Cela n’aura échappé à personne à force d’études et d’enquêtes qui sont publiées régulièrement sur le sujet : le marché du livre numérique en France est un petit marché, celui de la vente de livres numériques en librairie indépendante l’est encore plus. Le risque d’engager de l’argent dans le développement d’un système coûteux pour un marché de niche est qu’une entreprise telle que Sony décide, constatant au bout de quelques temps que sa DRM lui a coûté plus d’argent qu’elle ne lui en a rapporté, de tout simplement arrêter pour se concentrer sur des marchés plus lucratifs et moins risqué. Risqué, car se lancer dans la gestion de contenus quels qu’ils soient c’est se coller une cible dans le dos qu’un flot de hackers prendra plaisir à viser régulièrement. Sony en sait quelque chose. Qu’adviendra-t-il alors des livres achetés et protégés ? Quelle est la pérennité de ce système pour les clients et les acteurs de la chaîne du livre une fois que Sony aura jeté l’éponge ?  Nous pouvons déjà deviner  l’issue d’un tel échec ne sera pas à l’avantage des éditeurs : pousser encore les lecteurs dans les bras d’Amazon, Kobo et consorts qui pourront continuer à grossir tranquillement jusqu’au point de non-retour.

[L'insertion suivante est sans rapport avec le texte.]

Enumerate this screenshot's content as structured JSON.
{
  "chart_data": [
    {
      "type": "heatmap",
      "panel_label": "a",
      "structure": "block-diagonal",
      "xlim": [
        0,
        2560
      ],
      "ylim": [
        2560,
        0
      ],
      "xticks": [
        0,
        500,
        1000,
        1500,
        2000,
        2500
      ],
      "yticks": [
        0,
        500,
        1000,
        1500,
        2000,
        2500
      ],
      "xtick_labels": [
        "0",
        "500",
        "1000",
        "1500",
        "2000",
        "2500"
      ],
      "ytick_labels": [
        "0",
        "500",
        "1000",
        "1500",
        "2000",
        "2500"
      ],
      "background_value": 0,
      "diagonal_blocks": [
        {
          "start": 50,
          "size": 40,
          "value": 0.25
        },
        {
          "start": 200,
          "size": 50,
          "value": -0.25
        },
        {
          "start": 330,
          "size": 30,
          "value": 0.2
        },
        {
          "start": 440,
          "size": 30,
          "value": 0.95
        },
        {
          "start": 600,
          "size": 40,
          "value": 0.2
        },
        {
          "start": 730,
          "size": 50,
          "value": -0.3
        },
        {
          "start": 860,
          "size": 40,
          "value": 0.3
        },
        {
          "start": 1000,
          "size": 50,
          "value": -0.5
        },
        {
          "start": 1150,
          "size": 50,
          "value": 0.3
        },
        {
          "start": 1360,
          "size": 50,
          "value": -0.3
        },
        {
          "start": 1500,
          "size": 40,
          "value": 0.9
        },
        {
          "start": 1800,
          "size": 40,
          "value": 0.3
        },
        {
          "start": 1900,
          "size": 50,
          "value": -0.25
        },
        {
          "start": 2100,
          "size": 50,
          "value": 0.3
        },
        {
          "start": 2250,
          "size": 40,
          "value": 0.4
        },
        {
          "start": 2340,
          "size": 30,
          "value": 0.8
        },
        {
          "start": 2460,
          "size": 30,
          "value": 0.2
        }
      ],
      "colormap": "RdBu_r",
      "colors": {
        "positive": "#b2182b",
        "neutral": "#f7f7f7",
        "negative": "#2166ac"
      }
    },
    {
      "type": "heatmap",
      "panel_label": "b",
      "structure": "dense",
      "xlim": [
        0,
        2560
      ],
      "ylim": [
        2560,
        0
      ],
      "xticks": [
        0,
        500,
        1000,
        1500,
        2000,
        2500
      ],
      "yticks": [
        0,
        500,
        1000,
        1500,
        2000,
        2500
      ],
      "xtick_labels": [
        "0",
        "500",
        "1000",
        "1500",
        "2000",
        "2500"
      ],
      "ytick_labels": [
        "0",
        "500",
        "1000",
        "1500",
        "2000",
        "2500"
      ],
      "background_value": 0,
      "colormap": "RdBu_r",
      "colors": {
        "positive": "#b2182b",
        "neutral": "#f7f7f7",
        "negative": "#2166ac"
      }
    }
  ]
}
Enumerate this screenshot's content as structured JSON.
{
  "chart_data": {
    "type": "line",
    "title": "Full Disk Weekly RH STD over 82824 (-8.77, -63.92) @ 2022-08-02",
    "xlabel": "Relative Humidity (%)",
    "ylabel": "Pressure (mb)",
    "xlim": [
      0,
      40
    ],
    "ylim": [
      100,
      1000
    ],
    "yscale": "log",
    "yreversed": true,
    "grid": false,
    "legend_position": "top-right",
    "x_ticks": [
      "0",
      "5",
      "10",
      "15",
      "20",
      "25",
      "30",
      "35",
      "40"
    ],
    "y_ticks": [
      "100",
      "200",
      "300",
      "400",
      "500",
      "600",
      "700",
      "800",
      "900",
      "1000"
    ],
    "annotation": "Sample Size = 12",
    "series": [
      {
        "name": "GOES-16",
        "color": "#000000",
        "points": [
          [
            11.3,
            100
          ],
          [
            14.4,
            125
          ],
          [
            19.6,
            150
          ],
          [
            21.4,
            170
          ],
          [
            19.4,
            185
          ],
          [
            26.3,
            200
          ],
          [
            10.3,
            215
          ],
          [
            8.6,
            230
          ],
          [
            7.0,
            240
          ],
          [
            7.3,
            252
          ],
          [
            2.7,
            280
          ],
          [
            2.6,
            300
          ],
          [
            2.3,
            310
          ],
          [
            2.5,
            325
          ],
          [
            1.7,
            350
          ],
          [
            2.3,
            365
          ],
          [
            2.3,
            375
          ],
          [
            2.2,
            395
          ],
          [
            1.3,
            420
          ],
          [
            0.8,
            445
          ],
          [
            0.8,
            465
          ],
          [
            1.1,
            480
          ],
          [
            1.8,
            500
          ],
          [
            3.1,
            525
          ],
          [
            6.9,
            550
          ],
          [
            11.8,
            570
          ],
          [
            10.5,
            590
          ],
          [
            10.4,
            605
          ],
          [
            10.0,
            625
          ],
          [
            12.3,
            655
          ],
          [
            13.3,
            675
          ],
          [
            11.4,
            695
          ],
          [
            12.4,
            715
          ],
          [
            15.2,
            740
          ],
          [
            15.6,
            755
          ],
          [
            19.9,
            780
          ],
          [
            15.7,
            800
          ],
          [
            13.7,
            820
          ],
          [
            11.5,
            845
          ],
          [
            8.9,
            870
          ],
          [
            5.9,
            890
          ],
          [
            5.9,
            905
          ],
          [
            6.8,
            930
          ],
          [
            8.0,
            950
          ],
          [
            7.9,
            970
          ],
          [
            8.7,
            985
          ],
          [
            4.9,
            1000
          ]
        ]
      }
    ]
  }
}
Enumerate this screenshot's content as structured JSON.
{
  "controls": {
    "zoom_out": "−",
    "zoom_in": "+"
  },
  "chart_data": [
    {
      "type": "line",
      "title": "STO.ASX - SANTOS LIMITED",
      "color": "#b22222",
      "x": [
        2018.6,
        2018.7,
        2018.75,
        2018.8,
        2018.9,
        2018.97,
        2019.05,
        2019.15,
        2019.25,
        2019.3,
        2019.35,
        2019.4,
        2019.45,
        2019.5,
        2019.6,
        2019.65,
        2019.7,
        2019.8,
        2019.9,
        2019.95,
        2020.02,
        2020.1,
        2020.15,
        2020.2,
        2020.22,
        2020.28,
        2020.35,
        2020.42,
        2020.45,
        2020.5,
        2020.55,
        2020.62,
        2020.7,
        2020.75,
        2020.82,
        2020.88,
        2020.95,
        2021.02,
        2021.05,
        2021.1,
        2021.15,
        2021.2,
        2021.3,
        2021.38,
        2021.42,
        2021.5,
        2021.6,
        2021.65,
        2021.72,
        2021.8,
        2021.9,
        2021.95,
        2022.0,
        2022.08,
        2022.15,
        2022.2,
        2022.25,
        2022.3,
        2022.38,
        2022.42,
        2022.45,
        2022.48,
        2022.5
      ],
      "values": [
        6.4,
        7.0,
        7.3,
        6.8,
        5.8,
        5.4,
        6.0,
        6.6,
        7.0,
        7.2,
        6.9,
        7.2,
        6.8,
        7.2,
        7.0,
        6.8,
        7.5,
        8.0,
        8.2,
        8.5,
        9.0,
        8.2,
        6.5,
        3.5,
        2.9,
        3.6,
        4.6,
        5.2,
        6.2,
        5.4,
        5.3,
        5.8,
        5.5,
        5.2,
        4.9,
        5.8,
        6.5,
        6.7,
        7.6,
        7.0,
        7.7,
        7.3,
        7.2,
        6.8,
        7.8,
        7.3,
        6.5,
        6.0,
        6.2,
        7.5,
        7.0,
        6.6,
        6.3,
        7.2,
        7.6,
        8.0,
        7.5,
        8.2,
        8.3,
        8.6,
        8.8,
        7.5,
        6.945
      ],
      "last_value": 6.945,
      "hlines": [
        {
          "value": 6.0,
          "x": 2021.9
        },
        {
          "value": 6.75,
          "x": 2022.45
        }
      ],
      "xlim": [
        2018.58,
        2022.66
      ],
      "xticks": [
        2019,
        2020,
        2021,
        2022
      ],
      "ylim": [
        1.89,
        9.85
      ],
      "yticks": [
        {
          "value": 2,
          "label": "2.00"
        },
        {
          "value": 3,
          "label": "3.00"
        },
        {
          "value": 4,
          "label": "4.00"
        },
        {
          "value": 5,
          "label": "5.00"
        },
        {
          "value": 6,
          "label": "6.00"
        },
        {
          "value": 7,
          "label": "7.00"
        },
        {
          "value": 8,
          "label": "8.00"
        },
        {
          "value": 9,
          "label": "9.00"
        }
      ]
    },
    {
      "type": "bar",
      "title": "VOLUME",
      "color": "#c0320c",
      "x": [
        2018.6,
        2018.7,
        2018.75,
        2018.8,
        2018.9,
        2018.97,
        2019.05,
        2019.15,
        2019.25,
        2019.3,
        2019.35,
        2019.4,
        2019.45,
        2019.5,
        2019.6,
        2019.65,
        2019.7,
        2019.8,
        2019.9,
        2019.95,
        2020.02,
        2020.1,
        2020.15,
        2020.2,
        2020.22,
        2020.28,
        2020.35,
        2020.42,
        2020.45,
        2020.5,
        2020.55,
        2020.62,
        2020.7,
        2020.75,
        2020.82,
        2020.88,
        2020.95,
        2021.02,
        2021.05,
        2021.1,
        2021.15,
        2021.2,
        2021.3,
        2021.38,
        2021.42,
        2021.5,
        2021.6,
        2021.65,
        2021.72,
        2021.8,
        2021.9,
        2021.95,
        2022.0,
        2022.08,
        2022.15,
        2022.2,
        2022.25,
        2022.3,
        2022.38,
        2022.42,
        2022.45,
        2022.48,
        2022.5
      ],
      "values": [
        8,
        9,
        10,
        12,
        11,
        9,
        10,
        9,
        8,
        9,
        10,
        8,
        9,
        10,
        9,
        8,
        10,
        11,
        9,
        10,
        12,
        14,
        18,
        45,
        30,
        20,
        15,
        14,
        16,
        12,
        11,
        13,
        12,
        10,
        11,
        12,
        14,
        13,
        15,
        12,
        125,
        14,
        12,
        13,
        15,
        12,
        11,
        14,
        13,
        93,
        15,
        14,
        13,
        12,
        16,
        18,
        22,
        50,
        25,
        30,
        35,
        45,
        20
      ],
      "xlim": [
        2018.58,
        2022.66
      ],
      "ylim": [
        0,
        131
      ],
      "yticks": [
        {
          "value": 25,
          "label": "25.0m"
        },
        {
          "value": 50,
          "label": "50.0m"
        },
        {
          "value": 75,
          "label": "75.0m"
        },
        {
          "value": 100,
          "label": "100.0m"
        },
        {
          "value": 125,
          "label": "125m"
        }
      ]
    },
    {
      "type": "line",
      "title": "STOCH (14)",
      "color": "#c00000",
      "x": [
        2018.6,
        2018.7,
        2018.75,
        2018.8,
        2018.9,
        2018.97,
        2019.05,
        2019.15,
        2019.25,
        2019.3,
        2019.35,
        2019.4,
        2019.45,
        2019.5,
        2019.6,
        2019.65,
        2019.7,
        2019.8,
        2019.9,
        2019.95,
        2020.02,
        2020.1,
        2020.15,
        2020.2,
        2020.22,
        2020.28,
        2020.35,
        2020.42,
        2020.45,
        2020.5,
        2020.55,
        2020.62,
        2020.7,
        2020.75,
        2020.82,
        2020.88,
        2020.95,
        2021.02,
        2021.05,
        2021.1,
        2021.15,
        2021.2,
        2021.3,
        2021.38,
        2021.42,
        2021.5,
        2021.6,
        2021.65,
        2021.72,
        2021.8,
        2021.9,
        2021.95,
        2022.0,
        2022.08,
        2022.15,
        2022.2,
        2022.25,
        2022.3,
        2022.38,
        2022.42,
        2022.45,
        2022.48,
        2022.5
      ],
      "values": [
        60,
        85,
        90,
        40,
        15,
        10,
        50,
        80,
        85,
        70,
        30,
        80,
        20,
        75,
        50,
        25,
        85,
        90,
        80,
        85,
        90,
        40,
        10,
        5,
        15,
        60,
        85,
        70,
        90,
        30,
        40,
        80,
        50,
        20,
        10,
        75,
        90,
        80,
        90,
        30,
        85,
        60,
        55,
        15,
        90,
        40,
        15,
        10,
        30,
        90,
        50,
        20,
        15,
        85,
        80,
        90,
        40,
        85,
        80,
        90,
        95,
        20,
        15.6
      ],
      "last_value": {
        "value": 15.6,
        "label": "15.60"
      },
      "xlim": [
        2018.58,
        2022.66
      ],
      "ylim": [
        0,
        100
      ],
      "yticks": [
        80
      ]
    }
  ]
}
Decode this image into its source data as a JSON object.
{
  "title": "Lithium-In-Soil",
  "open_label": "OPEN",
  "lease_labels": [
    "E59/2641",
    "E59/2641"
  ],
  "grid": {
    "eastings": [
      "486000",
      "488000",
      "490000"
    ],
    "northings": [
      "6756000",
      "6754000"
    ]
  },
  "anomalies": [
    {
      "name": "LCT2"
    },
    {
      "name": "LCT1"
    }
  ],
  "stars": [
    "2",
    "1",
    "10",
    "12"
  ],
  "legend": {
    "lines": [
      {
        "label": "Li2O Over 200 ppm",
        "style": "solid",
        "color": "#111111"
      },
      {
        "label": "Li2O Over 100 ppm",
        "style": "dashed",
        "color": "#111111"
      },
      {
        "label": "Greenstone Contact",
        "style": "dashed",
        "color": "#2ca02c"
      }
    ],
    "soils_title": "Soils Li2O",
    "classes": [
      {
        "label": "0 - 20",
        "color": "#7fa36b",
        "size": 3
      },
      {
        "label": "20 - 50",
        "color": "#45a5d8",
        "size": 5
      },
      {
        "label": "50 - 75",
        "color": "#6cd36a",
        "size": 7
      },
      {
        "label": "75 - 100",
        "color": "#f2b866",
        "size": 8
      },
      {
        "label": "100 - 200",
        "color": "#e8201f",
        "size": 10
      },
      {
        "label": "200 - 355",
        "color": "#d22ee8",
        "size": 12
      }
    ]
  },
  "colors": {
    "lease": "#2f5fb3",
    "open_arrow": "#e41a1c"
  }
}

À cet égard, la DRM LCP propose un modèle plus sûr car elle s’appuie sur une association à but non lucratif (EDRLab) ; c’est aussi son point faible car ce statut ne lui permet pas pour l’instant de garantir aux éditeurs qu’ils auront quelqu’un contre qui se retourner en cas de piratage et de conflit juridique avec un ayant droit.

Les DRM sont un poison pour la librairie indépendante

Nous allons le dire à nouveau : la notion d’interopérabilité est un leurre. Et brandir l’argument de l’interopérabilité quand on exclut de facto les supports de lecture sur lesquels sont réalisés les 3/4 du chiffre d’affaires d’un marché, on va même dire que c’est un mensonge.  Les jeux sont-ils faits au point que l’on laisse déjà les plus grosses plates-formes faire la pluie et le beau temps d’un marché si jeune ?

On pourrait penser qu’en raison des problèmes que posent les DRM aux libraires indépendants, ces derniers seraient aidés par les diffuseurs pour pouvoir facilement annuler des commandes en cas d’insatisfaction du client, mais ce n’est même pas le cas. En revanche, les plus gros revendeurs imposent des conditions commerciales spécifiques aux retours, que les diffuseurs dans ce rapport de force inégal n’ont pas d’autre choix que d’accepter. Ces conditions ont d’ailleurs été pointées du doigt l’année dernière par la DGCCRF. Mais sur ces sujets de fond nous attendons toujours les articles.